Dinginnya malam tak berguna sama sekali untuk Arini, udara berubah menjadi panas sekarang sampai membuat Arini berkeringat. Sebenarnya apa yang Arya lakukan di jam gini? Arini tidak tau sama sekali apa maksud dari kedatangannya tapi di lihat dari wajahnya sama sekali tak mengisyaratkan kalau dia dalam keadaan baik-baik saja. Ada yang aneh dalam diri Arya, apalagi kalau bukan sebuah amarah.


Kaki jenjang Arya semakin cepat mendekat, kenapa rasanya cepat sekali sampai di hadapan Arini. Arini diam, tapi matanya terus fokus pada wajah berbentuk oval juga netra yang berwarna hitam milik Arya. Jika saja aura kemarahan itu tidak ada pastilah terlihat sangat sempurna ketampanannya apalagi di hiasi dengan tautan alis yang sama seperti ulat bulu. Tebal juga hitam.


Pakaian Arya masih sama seperti yang tadi siang pakai sepertinya dia sama sekali belum menggantinya, dan baju itu sudah terlihat sangat kusut tidak halus seperti tadi. Mungkin Arya yang menambahkannya dengan gerakan tangan karena kemarahan.

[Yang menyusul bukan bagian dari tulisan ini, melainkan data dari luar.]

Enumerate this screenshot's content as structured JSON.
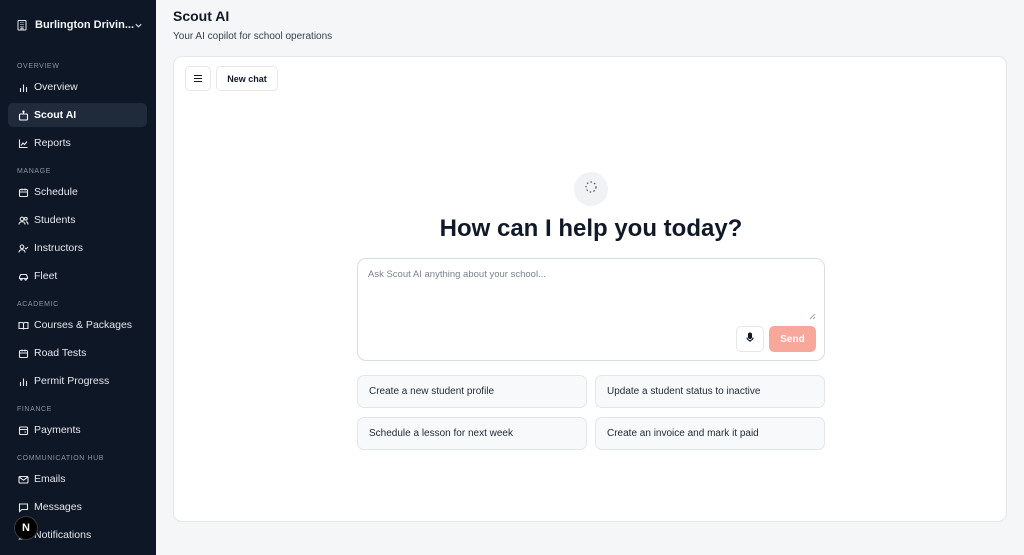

Arini telan saliva-nya sendiri dengan begitu susah saat tubuh gagah Arya sudah berhasil berhenti dihadapannya. "𝘈𝘱𝘢𝘬𝘢𝘩 𝘢𝘬𝘶 𝘮𝘦𝘮𝘣𝘶𝘢𝘵 𝘬𝘦𝘴𝘢𝘭𝘢𝘩𝘢𝘯 𝘭𝘢𝘨𝘪? 𝘚𝘦𝘱𝘦𝘳𝘵𝘪𝘯𝘺𝘢 𝘵𝘪𝘥𝘢𝘬. 𝘛𝘢𝘱𝘪 𝘬𝘦𝘯𝘢𝘱𝘢 𝘗𝘢𝘬 𝘵𝘶𝘢𝘯 𝘵𝘦𝘳𝘭𝘪𝘩𝘢𝘵 𝘣𝘦𝘨𝘪𝘵𝘶 𝘮𝘢𝘳𝘢𝘩? " Pertanyaan muncul di dalam benak Arini. Mana mungkin dia tidak akan berpikir seperti itu setelah apa yang dia lihat saat ini.


Astaga tuh mata pak tuan, begitu menyeramkan dan begitu tajam. Seolah ingin menguliti Arini karena berhasil membuatnya merinding bahkan bulu kuduknya langsung berbaris dengan rapi.


"Pak tuan ke... eh...! jangan sembarangan tarik-tarik, Pak Tuan! " belum juga Arini menyelesaikan pertanyaan pergelangan tangannya sudah di tarik dengan paksa oleh Arya. Bagaimana mungkin Arini akan diam saja tanpa protes kan?


Arya tak peduli, dia tetap menarik Arini. Membawanya ke mobil dan memaksa Arini masuk di kursi penumpang di sebelah pengemudi, "masuk! " hanya satu kata itu saja yang baru keluar dari mulut Arya tapi entah nanti.


"Pak tuan, ini sudah malam! Arini tidak boleh pergi lagi!!" Arini masih berusaha untuk berontak dia tak mau di ajak Arya pergi kemanapun saat ini.


Tak peduli lagi dengan teriakan Arini Arya langsung memakaikan 𝘴𝘦𝘢𝘵 𝘣𝘦𝘭𝘵 pada Arini. Dia hanya diam tapi tangannya yang terus bergerak dan saat Arini mau memaksa keluar Arya mendorongnya dan menutup pintu dengan keras.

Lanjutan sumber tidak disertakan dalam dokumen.